Because of the pilot trial's success, Soper's team applied for NIH funding earlier this year to see if the platform could indicate the onset of MRD relapse in a larger cohort of ALL patients, and received a National Cancer Institute grant in September. The researchers anticipate receiving nearly $725,000 over the three years of the study and have begun enrolling pediatric ALL patients who have undergone chemotherapy at Children's Mercy Hospital. The group will test patients as they undergo induction and consolidation therapy, monitoring them over a period of about three months.
While the group initially collected B-type CLCs in the pilot study, Soper expects to also collect samples containing T-type CLCs in the new cohort of 50 ALL patients. The researchers will perform CLC FISH analysis on the chip for high-risk patients to gather information on chromosomal abnormalities, which they believe will provide information for precision-based treatment.
"Cytogenic abnormalities detected at diagnosis or generated during chemotherapy constitute important prognostic factors, [since] the detection of specific chromosome aberrations … are used to assign B-ALL patients to specific targeted therapies," Soper said. "Most of the … FISH-based assays are predicated on the use of bone marrow, which is enriched in leukemia cell content."
If the validation study is successful, Soper's team will use the results to initiate discussions with the FDA as part of a 510(k) application for the blood-based CLC detection platform. Biofluidica is currently developing the technology to detect and isolate mutated cells in patients with clonal plasma cell disorders, but the startup has also partnered with Soper's team to use the technology on the pediatric ALL study.

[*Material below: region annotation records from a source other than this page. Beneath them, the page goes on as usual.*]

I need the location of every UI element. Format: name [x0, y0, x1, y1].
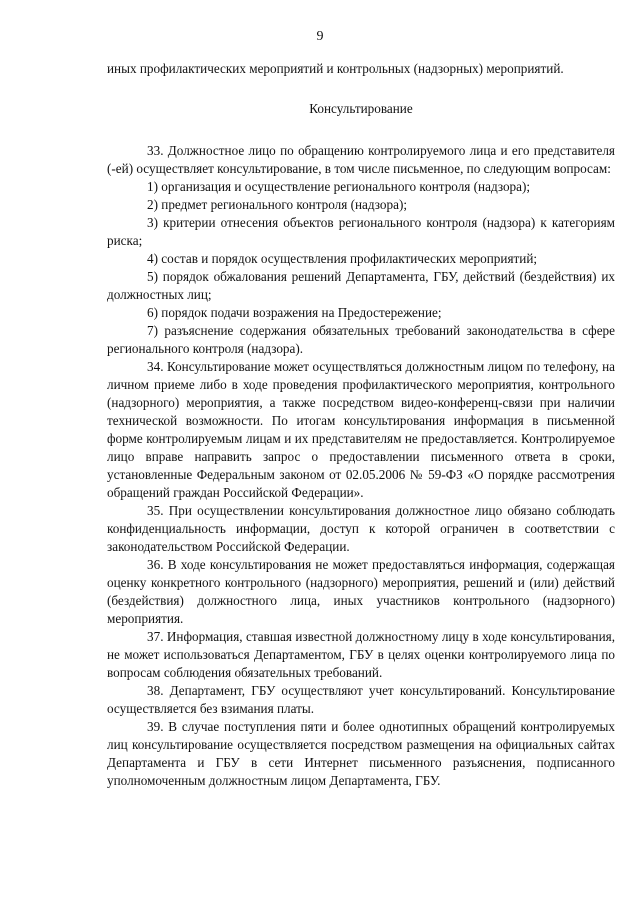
paragraph-35: 35. При осуществлении консультирования должностное лицо обязано соблюдать конфиденциальность информации, доступ к которой ограничен в соответствии с законодательством Российской Федерации.: [107, 503, 615, 554]
paragraph-34: 34. Консультирование может осуществляться должностным лицом по телефону, на личном приеме либо в ходе проведения профилактического мероприятия, контрольного (надзорного) мероприятия, а также посредством видео-конференц-связи при наличии технической возможности. По итогам консультирования информация в письменной форме контролируемым лицам и их представителям не предоставляется. Контролируемое лицо вправе направить запрос о предоставлении письменного ответа в сроки, установленные Федеральным законом от 02.05.2006 № 59-ФЗ «О порядке рассмотрения обращений граждан Российской Федерации».: [107, 359, 615, 500]
list-item-4: 4) состав и порядок осуществления профилактических мероприятий;: [147, 251, 538, 266]
list-item-3: 3) критерии отнесения объектов регионального контроля (надзора) к категориям риска;: [107, 215, 615, 248]
paragraph-39: 39. В случае поступления пяти и более однотипных обращений контролируемых лиц консультирование осуществляется посредством размещения на официальных сайтах Департамента и ГБУ в сети Интернет письменного разъяснения, подписанного уполномоченным должностным лицом Департамента, ГБУ.: [107, 719, 615, 788]
section-title: Консультирование: [309, 101, 413, 116]
list-item-7: 7) разъяснение содержания обязательных требований законодательства в сфере регионального контроля (надзора).: [107, 323, 615, 356]
list-item-5: 5) порядок обжалования решений Департамента, ГБУ, действий (бездействия) их должностных лиц;: [107, 269, 615, 302]
list-item-2: 2) предмет регионального контроля (надзора);: [147, 197, 408, 212]
page-number: 9: [316, 29, 324, 44]
document-body: [107, 60, 615, 790]
paragraph-33: 33. Должностное лицо по обращению контролируемого лица и его представителя (-ей) осуществляет консультирование, в том числе письменное, по следующим вопросам:: [107, 143, 615, 176]
paragraph-36: 36. В ходе консультирования не может предоставляться информация, содержащая оценку конкретного контрольного (надзорного) мероприятия, решений и (или) действий (бездействия) должностного лица, иных участников контрольного (надзорного) мероприятия.: [107, 557, 615, 626]
paragraph-38: 38. Департамент, ГБУ осуществляют учет консультирований. Консультирование осуществляется без взимания платы.: [107, 683, 615, 716]
intro-paragraph: иных профилактических мероприятий и контрольных (надзорных) мероприятий.: [107, 61, 564, 76]
list-item-1: 1) организация и осуществление регионального контроля (надзора);: [147, 179, 531, 194]
paragraph-37: 37. Информация, ставшая известной должностному лицу в ходе консультирования, не может использоваться Департаментом, ГБУ в целях оценки контролируемого лица по вопросам соблюдения обязательных требований.: [107, 629, 615, 680]
list-item-6: 6) порядок подачи возражения на Предостережение;: [147, 305, 442, 320]
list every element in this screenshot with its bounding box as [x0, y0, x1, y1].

Soper, who is chief technology officer at Biofluidica, and his group will partner with the company to potentially commercialize the microfluidic technology for early detection and prognosis of hematological cancers. He believes that the two-module platform will translate well to clinical hematology because of its use of blood samples rather than bone marrow aspirates. In addition, he noted that the platform also involves minimal hands-on time; a user only needs to load the blood sample onto the chip and wait for the process to finish before performing FISH or other downstream analyses.
Soper believes that if clinicians could identify disease relapse and chromosomal defects from peripheral blood samples, "painful bone marrow biopsies could be avoided, and [doctors] could obtain information in near real-time and potentially implement changes in treatment to affect better outcomes for B-ALL patients."